Maggie and I continued our ride and it snowed on us for the first half of the ride. Eventually the sun did come out and it turned out to be a perfect afternoon. Maggie was behaving really well and I ran into no one. It was just Maggie and I , the birds and the wind in the trees. The dog had apparently decided to not follow us anymore. We meandered through the network of trails. There is a lot of variation to the trails in this area. A lot of up and down, some technical along with some great , pine needle covered, flat , easy to "smoke " 'em trails. I let Maggie pick up her trot on these areas and let her do her Morgan Road Trot thing. We even had a few nice canters. If I could guess, Maggie seemed to be actually enjoying the ride we were on. Not once did she look over her right shoulder and want to turn around, which she often does. Are we finally beginning to get in sync with one another??? Maybe…
We had been going for a little over 2 hours at this point and I was sort of headed in the long about direction back out but ended up finding a nice wide logging road with soft footing. It was a gradual climb. I turned her in that direction and asked her to pick up a trot. She trotted for a few strides but then dropped into the nicest little canter, uphill!!! I love the feeling of a horse pushing themselves up a hill at a canter. I let her canter until the first bit of the hill leveled out, then asked her for a trot again for a bit and eventually she offered to walk. This must have been a first! She always walks willingly when I ask her to, but if we are trotting, rarely will she ask to walk here self.. Maybe she is starting to figure out that she doesn’t always have to be in such a hurry. When we reached the top, I hopped off, checked her legs and let her graze for while. I wished at that moment I had the heart rate monitor or even a watch on me, but didn’t have that either. She was huffing and puffing (still has a winter coat!) but she seemed to recover quickly.
We rode for 3 hours with only that one 10 minute break. When we arrived back to the trailer, she was tired but not wiped out. She still shows some level of being uncertain being out there alone but I saw some real progress with her. For the first time it felt less like a battle and better than anything else, Maggie seemed  be enjoying it.
Looking forward to the next ride out with my girl…

P.S - Oh, the dog story .. there is more.

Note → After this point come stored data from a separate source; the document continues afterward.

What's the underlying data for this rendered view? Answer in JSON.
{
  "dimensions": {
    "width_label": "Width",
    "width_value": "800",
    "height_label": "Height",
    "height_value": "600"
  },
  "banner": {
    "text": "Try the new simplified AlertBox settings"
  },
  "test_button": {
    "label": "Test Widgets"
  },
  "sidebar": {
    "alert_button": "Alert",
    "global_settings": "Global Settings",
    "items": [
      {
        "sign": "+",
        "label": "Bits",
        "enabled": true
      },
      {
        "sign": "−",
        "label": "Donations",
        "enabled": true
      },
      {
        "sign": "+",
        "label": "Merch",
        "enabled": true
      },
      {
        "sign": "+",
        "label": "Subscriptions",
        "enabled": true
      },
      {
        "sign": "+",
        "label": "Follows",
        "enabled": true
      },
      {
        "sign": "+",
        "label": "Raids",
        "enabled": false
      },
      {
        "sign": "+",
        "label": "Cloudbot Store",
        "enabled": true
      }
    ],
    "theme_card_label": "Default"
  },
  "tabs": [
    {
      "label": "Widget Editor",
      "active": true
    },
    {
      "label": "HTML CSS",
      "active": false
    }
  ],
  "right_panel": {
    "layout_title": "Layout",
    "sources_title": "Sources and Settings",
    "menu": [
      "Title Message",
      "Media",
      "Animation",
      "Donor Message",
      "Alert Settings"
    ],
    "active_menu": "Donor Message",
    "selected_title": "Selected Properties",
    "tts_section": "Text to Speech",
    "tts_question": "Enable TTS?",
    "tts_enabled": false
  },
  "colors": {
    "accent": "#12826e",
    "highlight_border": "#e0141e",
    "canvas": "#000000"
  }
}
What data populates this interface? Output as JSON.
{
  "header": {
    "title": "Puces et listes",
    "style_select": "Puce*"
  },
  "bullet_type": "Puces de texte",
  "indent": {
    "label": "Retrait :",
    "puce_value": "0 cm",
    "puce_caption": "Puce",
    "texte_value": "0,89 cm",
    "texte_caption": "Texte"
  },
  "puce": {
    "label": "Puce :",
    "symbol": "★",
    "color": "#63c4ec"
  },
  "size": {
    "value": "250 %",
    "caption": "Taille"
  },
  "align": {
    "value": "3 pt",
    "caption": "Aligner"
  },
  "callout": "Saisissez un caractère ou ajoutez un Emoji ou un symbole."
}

It turns out the dog belonged to the large group of riders I had seen at the start of my ride. They asked me if I had seen in it. I told them I had a couple hours earlier, about 4 miles in. I carried on, crossed the road and headed back to the parking lot where my trailer was. A guy on his tractor called out to me wondering if I was looking for a dog. I sent him down the road to the owners. I am sure they were glad to find him. Lucky dog, he won’t be cougar bait.